Microsoft Announces Silverlight Streaming and More at MIX07
At its MIX07 developer and designer conference in Las Vegas today, Microsoft made several key announcements--including the availability of Silverlight 1.0 beta, the Silverlight 1.1 alpha, and Silverlight Streaming--as well as revealing more about the plugin’s architecture and features. And while the keynote featuring chief software architect Ray Ozzie and developer division manager Scott Guthrie was long on detailed discussions of .NET, dynamic language, and other developer-centric topics, the two-and-a-half hour presentation included demonstrations from CBS Television Stations, MLB.com, and Netflix demonstrating just how powerful Silverlight is as a tool for delivering rich video experiences online.
After a brief video demo of Silverlight’s capabilities that elicited the kind of enthusiasm more commonly associated with Macworld, Ozzie gave a high-level overview of the developments and trends that pushed Microsoft to develop a cross-platform, cross-browser tool for delivering video and rich interactive applications. Too often, Ozzie said, technology is presented as an either/or proposition. "It’s not just web vs. PC, or PC vs. phone, or software vs. services, or consumer vs. IT," Ozzie said. "The best solutions are integrated solutions." Silverlight, he said, is an example of a technology that offers the best of both software and a services-based approach, and Microsoft announced that it is integrating the .NET framework into Silverlight.
Ozzie even went so far as to redefine "software as a service" (SAAS) as "software and a service." "Even SAAS providers have found the need to expand offerings to include an offline edition," he said. "SAAS 1 meant the web; SAAS 2 has come to embrace the unique value of the client as well."
Silverlight Streaming
So, in addition to the Silverlight plugin itself, which can be utilized with any web server, Microsoft is offering Silverlight Streaming by Windows Live, a cloud-based hosting and streaming solution for delivering both media assets and applications. Silverlight Streaming will host up to 4GB of video (with no single clip to exceed 10 minutes) or other content for free while still in beta; at the end of the beta program, developers can continue to host and stream content and apps using a free, ad-supported model, or can instead opt for an ad-free subscription services. Microsoft has not yet announced the terms of the subscription version of Silverlight Streaming.

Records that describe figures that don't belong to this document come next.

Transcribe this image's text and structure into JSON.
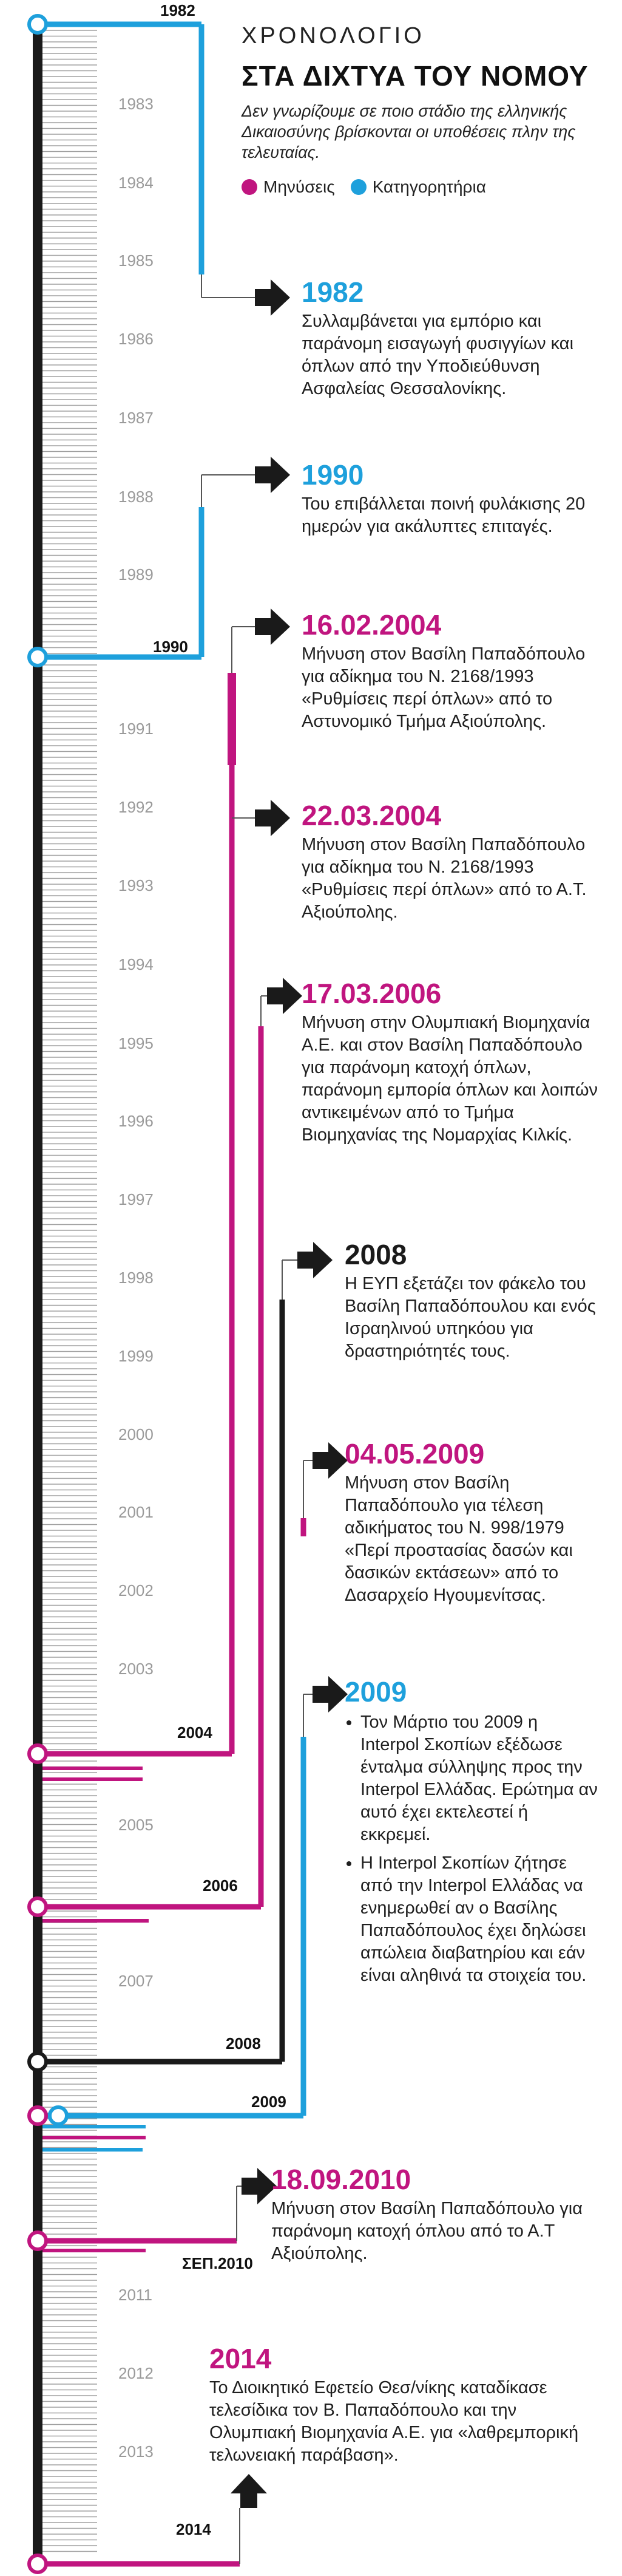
{
  "header": {
    "kicker": "ΧΡΟΝΟΛΟΓΙΟ",
    "title": "ΣΤΑ ΔΙΧΤΥΑ ΤΟΥ ΝΟΜΟΥ",
    "subtitle": "Δεν γνωρίζουμε σε ποιο στάδιο της ελληνικής Δικαιοσύνης βρίσκονται οι υποθέσεις πλην της τελευταίας."
  },
  "legend": [
    {
      "label": "Μηνύσεις",
      "color": "#c0157f"
    },
    {
      "label": "Κατηγορητήρια",
      "color": "#1ea0dc"
    }
  ],
  "colors": {
    "magenta": "#c0157f",
    "blue": "#1ea0dc",
    "black": "#1a1a1a",
    "year": "#9a9a9a"
  },
  "years": [
    "1982",
    "1983",
    "1984",
    "1985",
    "1986",
    "1987",
    "1988",
    "1989",
    "1990",
    "1991",
    "1992",
    "1993",
    "1994",
    "1995",
    "1996",
    "1997",
    "1998",
    "1999",
    "2000",
    "2001",
    "2002",
    "2003",
    "2004",
    "2005",
    "2006",
    "2007",
    "2008",
    "2009",
    "ΣΕΠ.2010",
    "2011",
    "2012",
    "2013",
    "2014"
  ],
  "end_labels": [
    "1982",
    "1990",
    "2004",
    "2006",
    "2008",
    "2009",
    "ΣΕΠ.2010",
    "2014"
  ],
  "events": [
    {
      "date": "1982",
      "desc": "Συλλαμβάνεται για εμπόριο και παράνομη εισαγωγή φυσιγγίων και όπλων από την Υποδιεύθυνση Ασφαλείας Θεσσαλονίκης."
    },
    {
      "date": "1990",
      "desc": "Του επιβάλλεται ποινή φυλάκισης 20 ημερών για ακάλυπτες επιταγές."
    },
    {
      "date": "16.02.2004",
      "desc": "Μήνυση στον Βασίλη Παπαδόπουλο για αδίκημα του Ν. 2168/1993 «Ρυθμίσεις περί όπλων» από το Αστυνομικό Τμήμα Αξιούπολης."
    },
    {
      "date": "22.03.2004",
      "desc": "Μήνυση στον Βασίλη Παπαδόπουλο για αδίκημα του Ν. 2168/1993 «Ρυθμίσεις περί όπλων» από το Α.Τ. Αξιούπολης."
    },
    {
      "date": "17.03.2006",
      "desc": "Μήνυση στην Ολυμπιακή Βιομηχανία Α.Ε. και στον Βασίλη Παπαδόπουλο για παράνομη κατοχή όπλων, παράνομη εμπορία όπλων και λοιπών αντικειμένων από το Τμήμα Βιομηχανίας της Νομαρχίας Κιλκίς."
    },
    {
      "date": "2008",
      "desc": "Η ΕΥΠ εξετάζει τον φάκελο του Βασίλη Παπαδόπουλου και ενός Ισραηλινού υπηκόου για δραστηριότητές τους."
    },
    {
      "date": "04.05.2009",
      "desc": "Μήνυση στον Βασίλη Παπαδόπουλο για τέλεση αδικήματος του Ν. 998/1979 «Περί προστασίας δασών και δασικών εκτάσεων» από το Δασαρχείο Ηγουμενίτσας."
    },
    {
      "date": "2009",
      "bullets": [
        "Τον Μάρτιο του 2009 η Interpol Σκοπίων εξέδωσε ένταλμα σύλληψης προς την Interpol Ελλάδας. Ερώτημα αν αυτό έχει εκτελεστεί ή εκκρεμεί.",
        "Η Interpol Σκοπίων ζήτησε από την Interpol Ελλάδας να ενημερωθεί αν ο Βασίλης Παπαδόπουλος έχει δηλώσει απώλεια διαβατηρίου και εάν είναι αληθινά τα στοιχεία του."
      ]
    },
    {
      "date": "18.09.2010",
      "desc": "Μήνυση στον Βασίλη Παπαδόπουλο για παράνομη κατοχή όπλου από το Α.Τ Αξιούπολης."
    },
    {
      "date": "2014",
      "desc": "Το Διοικητικό Εφετείο Θεσ/νίκης καταδίκασε τελεσίδικα τον Β. Παπαδόπουλο και την Ολυμπιακή Βιομηχανία Α.Ε. για «λαθρεμπορική τελωνειακή παράβαση»."
    }
  ]
}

Silverlight Streaming supports only VC-1 and other Windows Media formats, with a peak streaming bitrate of 700Kbps. As Microsoft makes clear in its Silverlight FAQ, the service is not designed to compete with commercial CDNs that offer much more robust delivery capabilities.
Expression Studio
Silverlight is also tightly integrated into Microsoft’s Expression Studio, which also shipped today. Wayne Smith, group product manager of Microsoft’s developer division, demonstrated how a developer or content publisher can take video from Expression Media Encoder into Expression Design, then combine it with interactive graphic elements in Expression Blend, and finally deploy it on a standards-based site using Expression Web.

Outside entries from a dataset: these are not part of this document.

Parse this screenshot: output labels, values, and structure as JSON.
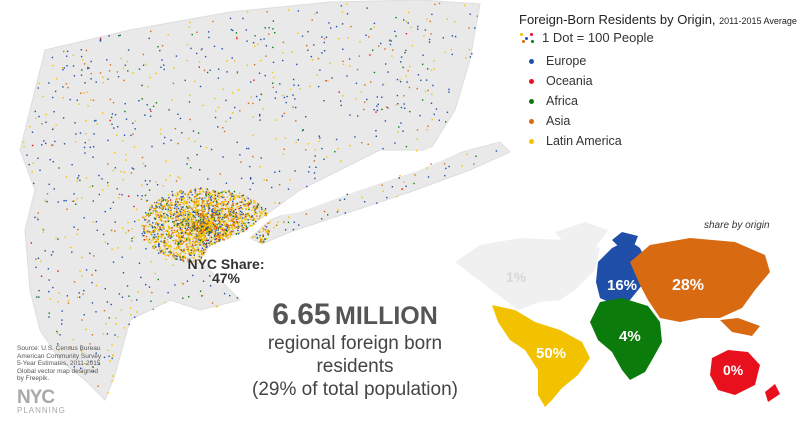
{
  "legend": {
    "title": "Foreign-Born Residents by Origin,",
    "title_small": "2011-2015 Average",
    "dot_note": "1 Dot = 100 People",
    "items": [
      {
        "label": "Europe",
        "color": "#1f4fa8"
      },
      {
        "label": "Oceania",
        "color": "#e8101c"
      },
      {
        "label": "Africa",
        "color": "#0b7b0b"
      },
      {
        "label": "Asia",
        "color": "#d86a12"
      },
      {
        "label": "Latin America",
        "color": "#f2c200"
      }
    ]
  },
  "world_map": {
    "label": "share by origin",
    "shares": {
      "north_america": "1%",
      "europe": "16%",
      "asia": "28%",
      "africa": "4%",
      "latin_america": "50%",
      "oceania": "0%"
    }
  },
  "map": {
    "nyc_share_label": "NYC Share:",
    "nyc_share_value": "47%"
  },
  "stat": {
    "number": "6.65",
    "unit": "MILLION",
    "line1": "regional foreign born residents",
    "line2": "(29% of total population)"
  },
  "source": {
    "lines": [
      "Source: U.S. Census Bureau",
      "American Community Survey",
      "5-Year Estimates, 2011-2015",
      "Global vector map designed",
      "by Freepik."
    ]
  },
  "logo": {
    "main": "NYC",
    "sub": "PLANNING"
  }
}
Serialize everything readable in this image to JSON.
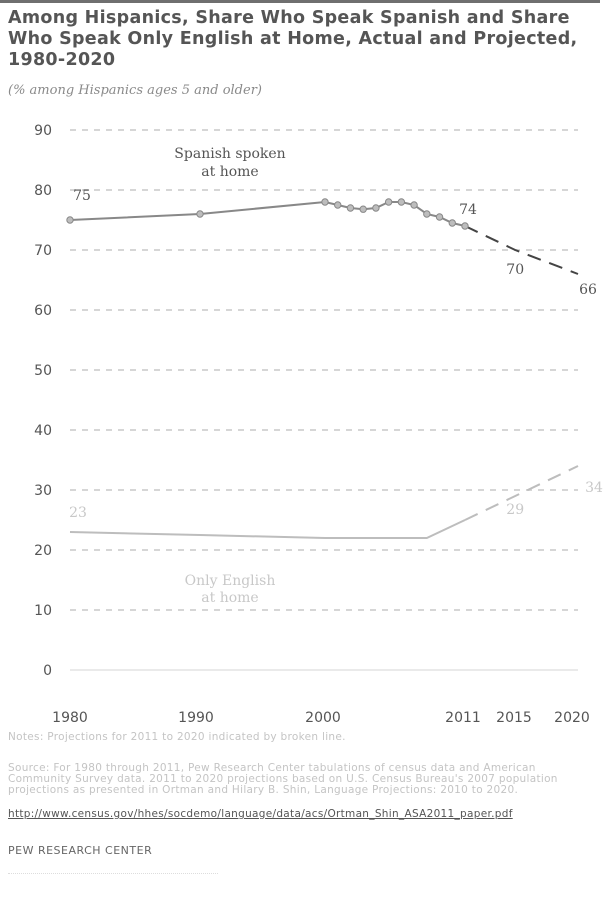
{
  "header": {
    "title": "Among Hispanics, Share Who Speak Spanish and Share Who Speak Only English at Home, Actual and Projected, 1980-2020",
    "subtitle": "(% among Hispanics ages 5 and older)"
  },
  "chart_data": {
    "type": "line",
    "title": "Among Hispanics, Share Who Speak Spanish and Share Who Speak Only English at Home, Actual and Projected, 1980-2020",
    "subtitle": "(% among Hispanics ages 5 and older)",
    "ylim": [
      0,
      90
    ],
    "yticks": [
      0,
      10,
      20,
      30,
      40,
      50,
      60,
      70,
      80,
      90
    ],
    "xticks": [
      1980,
      1990,
      2000,
      2011,
      2015,
      2020
    ],
    "grid": true,
    "series": [
      {
        "name": "Spanish spoken at home",
        "color": "#888888",
        "actual": [
          {
            "x": 1980,
            "y": 75
          },
          {
            "x": 1990,
            "y": 76
          },
          {
            "x": 2000,
            "y": 78
          },
          {
            "x": 2001,
            "y": 77.5
          },
          {
            "x": 2002,
            "y": 77
          },
          {
            "x": 2003,
            "y": 76.8
          },
          {
            "x": 2004,
            "y": 77
          },
          {
            "x": 2005,
            "y": 78
          },
          {
            "x": 2006,
            "y": 78
          },
          {
            "x": 2007,
            "y": 77.5
          },
          {
            "x": 2008,
            "y": 76
          },
          {
            "x": 2009,
            "y": 75.5
          },
          {
            "x": 2010,
            "y": 74.5
          },
          {
            "x": 2011,
            "y": 74
          }
        ],
        "projected": [
          {
            "x": 2011,
            "y": 74
          },
          {
            "x": 2015,
            "y": 70
          },
          {
            "x": 2020,
            "y": 66
          }
        ],
        "labels": [
          {
            "x": 1980,
            "y": 75,
            "text": "75"
          },
          {
            "x": 2011,
            "y": 74,
            "text": "74"
          },
          {
            "x": 2015,
            "y": 70,
            "text": "70"
          },
          {
            "x": 2020,
            "y": 66,
            "text": "66"
          }
        ]
      },
      {
        "name": "Only English at home",
        "color": "#bdbdbd",
        "actual": [
          {
            "x": 1980,
            "y": 23
          },
          {
            "x": 1990,
            "y": 22.5
          },
          {
            "x": 2000,
            "y": 22
          },
          {
            "x": 2005,
            "y": 22
          },
          {
            "x": 2008,
            "y": 22
          },
          {
            "x": 2011,
            "y": 25
          }
        ],
        "projected": [
          {
            "x": 2011,
            "y": 25
          },
          {
            "x": 2015,
            "y": 29
          },
          {
            "x": 2020,
            "y": 34
          }
        ],
        "labels": [
          {
            "x": 1980,
            "y": 23,
            "text": "23"
          },
          {
            "x": 2015,
            "y": 29,
            "text": "29"
          },
          {
            "x": 2020,
            "y": 34,
            "text": "34"
          }
        ]
      }
    ],
    "annotations": [
      {
        "text": "Spanish spoken",
        "series": 0
      },
      {
        "text": "at home",
        "series": 0
      },
      {
        "text": "Only English",
        "series": 1
      },
      {
        "text": "at home",
        "series": 1
      }
    ]
  },
  "footer": {
    "notes": "Notes: Projections for 2011 to 2020 indicated by broken line.",
    "source": "Source: For 1980 through 2011, Pew Research Center tabulations of census data and American Community Survey data. 2011 to 2020 projections based on U.S. Census Bureau's 2007 population projections as presented in Ortman and Hilary B. Shin, Language Projections: 2010 to 2020.",
    "url": "http://www.census.gov/hhes/socdemo/language/data/acs/Ortman_Shin_ASA2011_paper.pdf",
    "credit": "PEW RESEARCH CENTER"
  }
}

The roundtripping capabilities between those apps (achieved by exporting into XAML, in most cases) were impressive, but it’s Expression Media Encoder that will likely capture most of the Streaming Media readership’s attention. The Encoder is a robust transcoding tool that also offers limited editing and modification capability using filters and overlays. But it’s most dazzling feature was its preview function.

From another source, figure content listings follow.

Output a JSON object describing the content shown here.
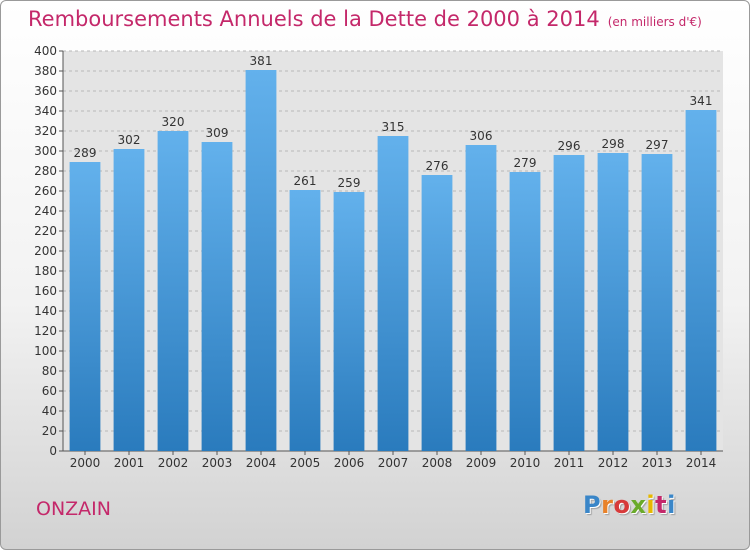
{
  "title": "Remboursements Annuels de la Dette de 2000 à 2014",
  "subtitle": "(en milliers d'€)",
  "commune": "ONZAIN",
  "logo": {
    "letters": [
      "P",
      "r",
      "o",
      "x",
      "i",
      "t",
      "i"
    ],
    "colors": [
      "#3a86c8",
      "#e8822a",
      "#d73a3a",
      "#6aaa2a",
      "#e6b800",
      "#c4286a",
      "#3a86c8"
    ]
  },
  "colors": {
    "title": "#c4286a",
    "bar_light": "#63b1ec",
    "bar_dark": "#2a7bbd",
    "grid": "#b8b8b8"
  },
  "chart_data": {
    "type": "bar",
    "categories": [
      "2000",
      "2001",
      "2002",
      "2003",
      "2004",
      "2005",
      "2006",
      "2007",
      "2008",
      "2009",
      "2010",
      "2011",
      "2012",
      "2013",
      "2014"
    ],
    "values": [
      289,
      302,
      320,
      309,
      381,
      261,
      259,
      315,
      276,
      306,
      279,
      296,
      298,
      297,
      341
    ],
    "ylim": [
      0,
      400
    ],
    "yticks": [
      0,
      20,
      40,
      60,
      80,
      100,
      120,
      140,
      160,
      180,
      200,
      220,
      240,
      260,
      280,
      300,
      320,
      340,
      360,
      380,
      400
    ],
    "grid": true
  }
}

"You don’t want to wait until the encode is finished to see how your video is going to look and all the things you’re going to lose when you degrade the quality," Smith said to more than a few audience cheers. And so he demonstrated the tool’s preview function, which allows users to look at a sample of the degraded video side-by-side (or top-to-bottom) with the original video by splitting the frame down or across the middle, with the original video on one side and the preview video on the other.